Remove beginning of file without rewriting the who

2020-02-25 07:24发布

问题:

I have an embedded Linux system, that stores data in a very large file, appending new data to the end. As the file size grows near filling available storage space, I need to remove oldest data.

Problem is, I can't really accept the disruption it would take to move the massive bulk of data "up" the file, like normal - lock the file for an extended period of time just to rewrite it (plus this being a flash medium, it would cause unnecessary wear to the flash).

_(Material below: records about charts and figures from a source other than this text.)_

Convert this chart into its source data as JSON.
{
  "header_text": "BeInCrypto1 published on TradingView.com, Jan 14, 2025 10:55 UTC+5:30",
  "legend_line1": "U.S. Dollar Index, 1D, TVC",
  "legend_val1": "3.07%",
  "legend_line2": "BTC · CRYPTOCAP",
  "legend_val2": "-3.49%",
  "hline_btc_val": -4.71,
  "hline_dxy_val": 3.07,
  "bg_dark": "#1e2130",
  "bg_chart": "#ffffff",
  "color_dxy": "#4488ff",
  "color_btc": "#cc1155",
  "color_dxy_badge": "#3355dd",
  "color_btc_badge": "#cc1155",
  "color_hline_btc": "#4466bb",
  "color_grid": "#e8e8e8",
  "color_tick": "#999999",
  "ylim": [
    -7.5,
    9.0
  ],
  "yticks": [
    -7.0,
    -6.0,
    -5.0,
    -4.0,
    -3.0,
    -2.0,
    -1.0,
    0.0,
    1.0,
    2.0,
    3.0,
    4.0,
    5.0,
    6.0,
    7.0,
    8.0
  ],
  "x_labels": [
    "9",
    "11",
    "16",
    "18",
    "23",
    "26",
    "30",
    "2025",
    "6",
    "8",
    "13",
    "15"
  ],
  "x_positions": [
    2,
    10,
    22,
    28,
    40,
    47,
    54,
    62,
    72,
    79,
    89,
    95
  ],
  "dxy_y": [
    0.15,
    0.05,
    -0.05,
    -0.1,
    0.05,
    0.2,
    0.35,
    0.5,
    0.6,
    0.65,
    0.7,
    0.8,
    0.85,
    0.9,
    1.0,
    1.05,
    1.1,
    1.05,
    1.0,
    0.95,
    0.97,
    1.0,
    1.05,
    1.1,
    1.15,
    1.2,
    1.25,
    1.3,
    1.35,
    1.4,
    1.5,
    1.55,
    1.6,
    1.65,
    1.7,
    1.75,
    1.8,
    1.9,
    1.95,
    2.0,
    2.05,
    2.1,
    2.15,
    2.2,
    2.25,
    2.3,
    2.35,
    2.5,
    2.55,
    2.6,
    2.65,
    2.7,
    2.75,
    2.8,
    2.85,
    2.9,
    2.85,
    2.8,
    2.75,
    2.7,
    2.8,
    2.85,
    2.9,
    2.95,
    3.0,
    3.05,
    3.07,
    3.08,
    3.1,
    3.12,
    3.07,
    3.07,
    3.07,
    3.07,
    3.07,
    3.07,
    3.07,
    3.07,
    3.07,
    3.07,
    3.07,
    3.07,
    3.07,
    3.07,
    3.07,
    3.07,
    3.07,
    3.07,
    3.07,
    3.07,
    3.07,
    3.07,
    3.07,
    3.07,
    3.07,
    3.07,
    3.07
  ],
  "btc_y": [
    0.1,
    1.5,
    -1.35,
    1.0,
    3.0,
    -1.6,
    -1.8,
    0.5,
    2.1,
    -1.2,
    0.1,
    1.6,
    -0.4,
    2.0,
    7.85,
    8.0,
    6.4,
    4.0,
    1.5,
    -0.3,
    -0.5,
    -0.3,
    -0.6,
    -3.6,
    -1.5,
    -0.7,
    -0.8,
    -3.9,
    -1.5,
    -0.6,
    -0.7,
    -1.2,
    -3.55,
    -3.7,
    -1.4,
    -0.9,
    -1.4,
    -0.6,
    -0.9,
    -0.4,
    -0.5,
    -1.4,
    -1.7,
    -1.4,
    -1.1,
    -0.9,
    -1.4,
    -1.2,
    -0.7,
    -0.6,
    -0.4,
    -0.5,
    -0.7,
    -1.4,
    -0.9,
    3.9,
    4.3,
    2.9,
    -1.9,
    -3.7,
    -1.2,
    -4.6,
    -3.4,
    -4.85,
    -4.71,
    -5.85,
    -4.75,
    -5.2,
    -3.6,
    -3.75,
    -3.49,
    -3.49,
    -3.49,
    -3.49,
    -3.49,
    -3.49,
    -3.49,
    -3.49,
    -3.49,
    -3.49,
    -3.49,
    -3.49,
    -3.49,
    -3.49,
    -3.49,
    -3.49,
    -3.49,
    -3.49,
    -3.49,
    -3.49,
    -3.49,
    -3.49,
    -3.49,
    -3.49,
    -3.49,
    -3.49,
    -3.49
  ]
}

Probably the easiest way would be to split the file into multiple smaller ones, but this has several downsides related to how the data is handled and processed - all the 'client end' software expects single file. OTOH it can handle 'corruption' of having the first record cut in half, so the file doesn't need to be trimmed at record offsets, just 'somewhere up there', e.g. first few iNodes freed. Oldest data is obsolete anyway so even more severe corruption of the beginning of the file is completely acceptable, as long as the 'tail' remains clean, and liberties can be taken with how much exactly is removed - 'roughly several first megabytes' is okay, no need for 'first 4096KB exactly' precision.

Is there some method, API, trick, hack to truncate beginning of file like that?

回答1:

You can achieve the goal with Linux kernel v3.15 above for ext4/xfs file system.

int ret = fallocate(fd, FALLOC_FL_COLLAPSE_RANGE, 0, 4096);

See here Truncating the first 100MB of a file in linux



回答2:

The easiest solution for your old applications would be a FUSE filesystem which gives them access to the underlying file, but with the offset cyclically shifted. This would allow you to implement a ringbuffer at the physical level. The FUSE layer would be fairly trivial as it only needs to adjust all filepositions by a constant, modulo filesize.



回答3:

What about setting up a separate process that renames the output file when it reaches a predefined size (for instance by adding the linux time at the end of the file name).

This would allow you to keep the old data and the main process will recreate the output file the next time it writes to it.

Another cron job may remove the old file every now and then.